息子が買ってきたのは、なぜかダブルの白衣だった。
(いまさら反抗期の復活か?)
「えっ、パパ絶対シングルって言ったよね。なんで?」
「えっ、『ダブルがカッコいい』って言ったやん?」
息子は真顔でそう言った。
「いや、言ってない」
「いや、言った」
「いや、言ってない」
しばらく、不毛な押し問答が続いた。
数日後。
実習から帰ってきた息子が、ぽつりと言う。
「パパ、ダブルの白衣着てたの、一年生百五人中、二人だった」
「うそ?」
「ホント」
「うそ?」
「ホント」
私は言葉を失った。
しばしの沈黙のあと、ようやく口を開く。
「……もういいよ。シングルも買いなさい」
「……でも……もったいない……」
「いいから。洗い替えにすればいい。

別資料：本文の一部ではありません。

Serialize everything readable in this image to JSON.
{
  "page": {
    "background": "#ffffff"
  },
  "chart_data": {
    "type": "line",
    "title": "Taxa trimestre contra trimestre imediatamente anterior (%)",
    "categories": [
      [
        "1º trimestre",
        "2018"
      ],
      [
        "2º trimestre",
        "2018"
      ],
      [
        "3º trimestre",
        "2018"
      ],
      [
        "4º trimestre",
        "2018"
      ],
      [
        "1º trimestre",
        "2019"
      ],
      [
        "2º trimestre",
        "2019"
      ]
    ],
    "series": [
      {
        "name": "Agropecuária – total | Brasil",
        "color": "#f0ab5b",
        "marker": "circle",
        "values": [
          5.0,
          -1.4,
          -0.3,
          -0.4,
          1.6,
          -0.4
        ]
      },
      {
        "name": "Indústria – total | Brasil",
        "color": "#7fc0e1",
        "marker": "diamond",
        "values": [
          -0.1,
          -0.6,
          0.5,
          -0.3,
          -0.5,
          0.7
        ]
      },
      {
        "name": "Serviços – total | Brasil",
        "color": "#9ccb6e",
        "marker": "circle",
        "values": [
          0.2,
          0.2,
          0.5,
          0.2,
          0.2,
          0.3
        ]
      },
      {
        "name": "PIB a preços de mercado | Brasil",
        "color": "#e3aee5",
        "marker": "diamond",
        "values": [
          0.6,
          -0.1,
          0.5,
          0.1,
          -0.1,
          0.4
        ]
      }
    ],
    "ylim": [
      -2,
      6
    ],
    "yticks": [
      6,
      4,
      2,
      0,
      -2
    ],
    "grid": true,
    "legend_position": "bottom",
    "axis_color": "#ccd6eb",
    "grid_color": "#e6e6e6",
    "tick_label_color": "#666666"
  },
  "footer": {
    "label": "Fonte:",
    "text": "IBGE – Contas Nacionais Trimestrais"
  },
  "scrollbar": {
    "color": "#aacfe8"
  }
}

それに、制服みたいなもんだろ」
「……でも……」
結局、買わなかった。
それから数ヶ月。
息子は今も、百五人中二人のうちの一人として、ダブルの白衣を着続けている。
そして私は――
そんなこともすぐに忘れて、また余計な口出しをしてしまう。
変わらないのは、息子だけじゃないらしい。
結局、どちらが正しかったのかは、今もよく分かりません。
ただひとつ、息子は息子のまま育っているようです。